On February 10, 2025, the Company and certain institutional and accredited investors entered into a securities purchase agreement Purchase Agreement pursuant to which the Company agreed to sell to such Purchasers an aggregate of 21,100,000 shares of common stock, par value $0.001 per share, of the Company, in a registered direct offering, and accompanying warrants to purchase up to 21,100,000 shares of Common Stock in a concurrent private placement, for gross proceeds of approximately $7 million, before deducting the placement agent’s fees and other estimated offering expenses.
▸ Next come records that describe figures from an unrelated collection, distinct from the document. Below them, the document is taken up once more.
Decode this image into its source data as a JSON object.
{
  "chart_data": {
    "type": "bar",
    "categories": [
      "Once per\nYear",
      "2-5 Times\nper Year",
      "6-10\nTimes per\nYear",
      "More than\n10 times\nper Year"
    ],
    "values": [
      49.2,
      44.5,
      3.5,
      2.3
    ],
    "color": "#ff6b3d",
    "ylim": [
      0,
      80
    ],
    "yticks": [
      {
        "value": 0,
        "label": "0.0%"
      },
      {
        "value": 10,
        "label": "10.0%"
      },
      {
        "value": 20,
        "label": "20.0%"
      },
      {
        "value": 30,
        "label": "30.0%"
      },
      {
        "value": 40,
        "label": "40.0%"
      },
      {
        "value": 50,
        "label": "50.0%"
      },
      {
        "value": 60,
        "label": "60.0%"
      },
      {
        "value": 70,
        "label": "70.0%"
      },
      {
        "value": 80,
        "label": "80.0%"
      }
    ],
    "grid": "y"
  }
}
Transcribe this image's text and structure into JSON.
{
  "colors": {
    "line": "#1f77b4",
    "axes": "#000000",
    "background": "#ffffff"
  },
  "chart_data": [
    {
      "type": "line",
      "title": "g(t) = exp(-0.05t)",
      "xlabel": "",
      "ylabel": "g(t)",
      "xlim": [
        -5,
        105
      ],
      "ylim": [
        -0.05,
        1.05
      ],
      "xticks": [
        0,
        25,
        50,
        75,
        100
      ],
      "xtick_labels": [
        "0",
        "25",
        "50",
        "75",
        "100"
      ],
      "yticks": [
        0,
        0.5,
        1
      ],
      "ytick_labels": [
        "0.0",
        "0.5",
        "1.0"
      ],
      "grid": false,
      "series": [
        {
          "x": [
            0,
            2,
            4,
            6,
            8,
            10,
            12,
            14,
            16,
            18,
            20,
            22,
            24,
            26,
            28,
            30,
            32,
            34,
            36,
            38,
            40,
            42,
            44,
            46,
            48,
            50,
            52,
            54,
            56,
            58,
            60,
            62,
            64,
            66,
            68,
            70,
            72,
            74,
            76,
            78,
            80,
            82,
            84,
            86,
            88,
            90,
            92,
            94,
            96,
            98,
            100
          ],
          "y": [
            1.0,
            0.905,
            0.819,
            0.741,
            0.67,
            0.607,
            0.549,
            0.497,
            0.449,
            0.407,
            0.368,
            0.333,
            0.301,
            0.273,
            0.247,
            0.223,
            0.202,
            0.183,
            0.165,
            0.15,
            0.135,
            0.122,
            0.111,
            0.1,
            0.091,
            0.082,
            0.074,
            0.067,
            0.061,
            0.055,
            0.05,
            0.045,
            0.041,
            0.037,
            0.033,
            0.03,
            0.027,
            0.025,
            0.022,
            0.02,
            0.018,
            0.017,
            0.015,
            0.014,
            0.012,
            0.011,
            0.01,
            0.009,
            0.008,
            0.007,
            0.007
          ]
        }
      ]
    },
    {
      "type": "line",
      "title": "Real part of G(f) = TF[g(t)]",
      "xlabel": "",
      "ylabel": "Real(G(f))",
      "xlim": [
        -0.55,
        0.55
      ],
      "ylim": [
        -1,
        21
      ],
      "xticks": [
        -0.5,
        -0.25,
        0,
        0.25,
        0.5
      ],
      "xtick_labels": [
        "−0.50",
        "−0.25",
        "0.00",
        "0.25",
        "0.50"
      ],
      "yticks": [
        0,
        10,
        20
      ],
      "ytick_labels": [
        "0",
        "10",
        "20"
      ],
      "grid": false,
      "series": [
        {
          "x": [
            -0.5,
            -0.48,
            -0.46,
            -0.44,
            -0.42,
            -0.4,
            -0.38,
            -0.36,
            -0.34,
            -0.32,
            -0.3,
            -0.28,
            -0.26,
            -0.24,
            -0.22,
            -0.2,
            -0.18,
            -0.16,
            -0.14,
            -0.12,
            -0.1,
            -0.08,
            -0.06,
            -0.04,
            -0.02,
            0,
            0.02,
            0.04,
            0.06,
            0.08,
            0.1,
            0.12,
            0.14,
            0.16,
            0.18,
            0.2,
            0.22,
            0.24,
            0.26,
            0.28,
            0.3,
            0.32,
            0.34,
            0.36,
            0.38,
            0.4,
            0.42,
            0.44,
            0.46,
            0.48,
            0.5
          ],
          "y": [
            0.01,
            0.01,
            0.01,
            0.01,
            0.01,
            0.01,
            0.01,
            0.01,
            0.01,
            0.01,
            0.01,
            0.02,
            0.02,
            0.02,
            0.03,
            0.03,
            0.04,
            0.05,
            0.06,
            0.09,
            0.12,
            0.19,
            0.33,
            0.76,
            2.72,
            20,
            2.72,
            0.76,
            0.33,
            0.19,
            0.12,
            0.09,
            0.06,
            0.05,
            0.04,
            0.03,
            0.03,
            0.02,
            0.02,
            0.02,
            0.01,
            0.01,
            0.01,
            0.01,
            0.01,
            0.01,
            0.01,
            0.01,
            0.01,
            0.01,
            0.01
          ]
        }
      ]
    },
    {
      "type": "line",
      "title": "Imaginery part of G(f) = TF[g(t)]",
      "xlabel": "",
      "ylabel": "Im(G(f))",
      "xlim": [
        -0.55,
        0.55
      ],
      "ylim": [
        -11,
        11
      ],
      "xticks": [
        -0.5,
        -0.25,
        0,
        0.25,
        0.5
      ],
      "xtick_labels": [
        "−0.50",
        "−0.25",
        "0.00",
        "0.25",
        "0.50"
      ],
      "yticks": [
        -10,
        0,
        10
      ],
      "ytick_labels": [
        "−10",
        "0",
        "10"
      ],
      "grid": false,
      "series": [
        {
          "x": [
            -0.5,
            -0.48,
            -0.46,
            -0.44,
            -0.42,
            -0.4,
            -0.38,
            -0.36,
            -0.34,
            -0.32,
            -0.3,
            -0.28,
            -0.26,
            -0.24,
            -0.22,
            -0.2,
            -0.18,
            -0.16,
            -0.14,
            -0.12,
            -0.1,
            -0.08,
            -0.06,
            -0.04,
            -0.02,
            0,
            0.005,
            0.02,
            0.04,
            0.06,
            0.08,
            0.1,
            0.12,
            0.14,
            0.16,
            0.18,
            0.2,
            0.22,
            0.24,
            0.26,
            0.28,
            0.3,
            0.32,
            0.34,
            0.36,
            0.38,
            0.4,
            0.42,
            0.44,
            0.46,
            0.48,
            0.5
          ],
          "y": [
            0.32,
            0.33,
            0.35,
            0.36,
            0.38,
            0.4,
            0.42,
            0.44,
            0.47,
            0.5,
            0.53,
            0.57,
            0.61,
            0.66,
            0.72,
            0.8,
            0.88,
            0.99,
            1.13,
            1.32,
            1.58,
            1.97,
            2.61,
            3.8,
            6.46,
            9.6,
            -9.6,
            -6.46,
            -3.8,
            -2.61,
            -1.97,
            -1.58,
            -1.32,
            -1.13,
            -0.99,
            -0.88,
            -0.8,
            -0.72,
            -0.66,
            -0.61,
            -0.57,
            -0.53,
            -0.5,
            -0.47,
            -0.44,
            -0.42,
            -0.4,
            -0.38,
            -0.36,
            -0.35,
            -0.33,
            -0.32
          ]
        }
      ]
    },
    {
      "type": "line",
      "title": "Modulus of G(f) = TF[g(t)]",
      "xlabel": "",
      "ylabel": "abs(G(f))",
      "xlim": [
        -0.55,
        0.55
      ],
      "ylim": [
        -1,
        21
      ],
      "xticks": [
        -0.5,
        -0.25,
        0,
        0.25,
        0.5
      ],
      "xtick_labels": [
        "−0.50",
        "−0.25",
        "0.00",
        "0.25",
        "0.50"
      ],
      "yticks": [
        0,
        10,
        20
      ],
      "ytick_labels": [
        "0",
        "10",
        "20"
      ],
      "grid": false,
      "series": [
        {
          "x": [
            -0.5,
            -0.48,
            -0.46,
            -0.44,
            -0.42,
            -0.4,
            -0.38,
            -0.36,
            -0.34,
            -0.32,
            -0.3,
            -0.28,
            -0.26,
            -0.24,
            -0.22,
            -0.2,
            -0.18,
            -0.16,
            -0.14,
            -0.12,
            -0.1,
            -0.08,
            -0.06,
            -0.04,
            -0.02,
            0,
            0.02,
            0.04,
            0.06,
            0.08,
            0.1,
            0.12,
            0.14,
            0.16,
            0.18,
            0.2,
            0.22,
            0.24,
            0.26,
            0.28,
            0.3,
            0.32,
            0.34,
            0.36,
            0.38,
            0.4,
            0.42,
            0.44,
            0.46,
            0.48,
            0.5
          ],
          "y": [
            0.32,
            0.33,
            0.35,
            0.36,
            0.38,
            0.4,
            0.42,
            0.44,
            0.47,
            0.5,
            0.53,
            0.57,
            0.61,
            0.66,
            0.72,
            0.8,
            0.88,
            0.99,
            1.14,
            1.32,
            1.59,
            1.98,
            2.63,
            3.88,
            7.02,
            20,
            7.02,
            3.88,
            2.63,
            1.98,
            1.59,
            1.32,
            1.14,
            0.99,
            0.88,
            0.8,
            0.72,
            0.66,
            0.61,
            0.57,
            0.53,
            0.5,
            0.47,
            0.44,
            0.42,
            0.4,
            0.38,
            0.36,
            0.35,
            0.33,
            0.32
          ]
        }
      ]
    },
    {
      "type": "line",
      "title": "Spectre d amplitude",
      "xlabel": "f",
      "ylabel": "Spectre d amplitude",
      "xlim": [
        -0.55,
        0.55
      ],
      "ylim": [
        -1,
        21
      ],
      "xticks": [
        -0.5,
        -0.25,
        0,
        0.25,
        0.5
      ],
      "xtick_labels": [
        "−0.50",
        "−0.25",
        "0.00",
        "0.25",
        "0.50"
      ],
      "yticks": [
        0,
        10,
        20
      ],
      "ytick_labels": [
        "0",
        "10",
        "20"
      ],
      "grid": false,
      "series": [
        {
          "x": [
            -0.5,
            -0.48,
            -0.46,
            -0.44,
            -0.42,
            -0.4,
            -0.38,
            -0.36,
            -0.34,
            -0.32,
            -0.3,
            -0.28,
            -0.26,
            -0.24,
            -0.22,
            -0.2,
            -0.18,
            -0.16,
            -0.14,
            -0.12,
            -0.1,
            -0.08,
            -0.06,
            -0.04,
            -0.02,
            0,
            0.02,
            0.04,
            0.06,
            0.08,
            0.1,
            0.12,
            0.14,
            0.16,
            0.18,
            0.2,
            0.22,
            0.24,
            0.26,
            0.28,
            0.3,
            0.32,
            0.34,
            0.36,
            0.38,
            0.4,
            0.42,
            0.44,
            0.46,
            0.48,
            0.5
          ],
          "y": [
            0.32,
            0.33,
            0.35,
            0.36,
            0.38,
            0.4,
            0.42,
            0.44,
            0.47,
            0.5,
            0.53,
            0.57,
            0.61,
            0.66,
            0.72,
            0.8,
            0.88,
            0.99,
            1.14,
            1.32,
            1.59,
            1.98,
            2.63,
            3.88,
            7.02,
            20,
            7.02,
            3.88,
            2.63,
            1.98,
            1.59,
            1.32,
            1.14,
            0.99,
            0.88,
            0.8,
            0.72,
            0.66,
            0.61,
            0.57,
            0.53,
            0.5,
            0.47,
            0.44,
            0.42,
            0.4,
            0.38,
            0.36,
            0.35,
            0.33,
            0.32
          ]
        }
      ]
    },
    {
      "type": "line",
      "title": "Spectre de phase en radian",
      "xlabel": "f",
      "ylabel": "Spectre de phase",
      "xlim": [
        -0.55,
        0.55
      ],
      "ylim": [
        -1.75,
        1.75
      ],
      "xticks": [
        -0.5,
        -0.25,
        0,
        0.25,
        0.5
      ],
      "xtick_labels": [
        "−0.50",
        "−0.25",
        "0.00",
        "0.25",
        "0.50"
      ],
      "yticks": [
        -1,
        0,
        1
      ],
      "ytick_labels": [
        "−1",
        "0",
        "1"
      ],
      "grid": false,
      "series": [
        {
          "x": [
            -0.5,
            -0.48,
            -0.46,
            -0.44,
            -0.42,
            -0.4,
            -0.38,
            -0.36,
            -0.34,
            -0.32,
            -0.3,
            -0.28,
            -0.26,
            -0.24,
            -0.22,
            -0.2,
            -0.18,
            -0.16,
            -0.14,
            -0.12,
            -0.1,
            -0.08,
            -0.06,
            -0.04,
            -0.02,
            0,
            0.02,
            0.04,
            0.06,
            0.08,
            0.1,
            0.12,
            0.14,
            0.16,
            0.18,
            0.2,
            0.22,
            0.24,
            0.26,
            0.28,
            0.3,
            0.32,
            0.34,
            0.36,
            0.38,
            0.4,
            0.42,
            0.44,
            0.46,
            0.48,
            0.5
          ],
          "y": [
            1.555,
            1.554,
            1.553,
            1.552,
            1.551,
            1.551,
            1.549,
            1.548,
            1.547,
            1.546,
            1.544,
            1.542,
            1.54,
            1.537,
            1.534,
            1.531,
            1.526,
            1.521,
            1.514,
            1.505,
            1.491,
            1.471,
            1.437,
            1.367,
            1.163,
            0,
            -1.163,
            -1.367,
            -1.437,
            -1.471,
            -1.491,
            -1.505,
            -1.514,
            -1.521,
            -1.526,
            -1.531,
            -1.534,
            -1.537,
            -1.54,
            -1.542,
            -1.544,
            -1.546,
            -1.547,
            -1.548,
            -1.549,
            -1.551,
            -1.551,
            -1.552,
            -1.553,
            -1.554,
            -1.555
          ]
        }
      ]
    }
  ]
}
The purchase price per Share and the accompanying Warrant to purchase one share of Common Stock is $0.3337. A stockholder elected to hold 4,000,000 shares of common shares purchased under the Purchase Agreement in abeyance.

 

Effective February 14, 2025, Henry Sicignano III, a Director of the Company, notified the Company that he will resign from the Company’s Board of Directors (the “Board”). Mr. Sicignano’s resignation is not the result of a dispute or disagreement with the Company. Mr. Sicignano served as Chairman of the Company’s Audit Committee and as a member of the Company’s Compensation Committee and Nominating and Corporate Governance Committee.

 

On March 11, 2025, the Company issued 376,932 shares of common stock for services rendered to the Company.

 

As previously reported by (the Company), on September 13, 2024, the Company received written notice (the “Notice”) from The Nasdaq Listing Qualification Department (“Nasdaq”) notifying the Company that it was not in compliance with the $1.00 minimum bid price requirement set forth in Nasdaq Listing Rule 5550(a)(2) for continued listing on the Nasdaq Capital Market (the “Minimum Bid Price Requirement”), as the closing bid price of the Company’s common stock had been below $1.00 per share for 30 consecutive business days. The Notice indicated that the Company has 180 calendar days, or until March 12, 2025, to regain compliance with the Minimum Bid Price Requirement.

 

On March 13, 2025, Nasdaq notified the Company that although the Company has not regained compliance with the Minimum Bid Price Requirement, the Company is eligible to receive an additional 180 calendar day period or until September 8, 2025, to regain compliance with the Minimum Bid Price Requirement, pursuant to Nasdaq Listing Rule 5810(a)(3)(A).

 

From January 1 to April 15, 2025, the Company made $2,604,000 payments on the related-party non-convertible note issued to an entity controlled by Greenwave’s Chairman and Chief Executive Officer for the December 2024 land and permit purchase.

 

On April 10, 2025, Jason Adelman provided the Board with his formal resignation from the Board and all committees thereof, effective immediately. Mr. Adelman was a member of the Board’s Compensation, Audit, and Nomination and Corporate Governance Committees. Mr. Adelman’s decision to resign was not due to any disagreement with the Company on any matter relating to the Company’s operations, policies or practices (financial or otherwise).

 

On April 12, 2025, the Company terminated the employment of Isaac Dietrich, the Company’s Chief Financial Officer, effective April 11, 2025.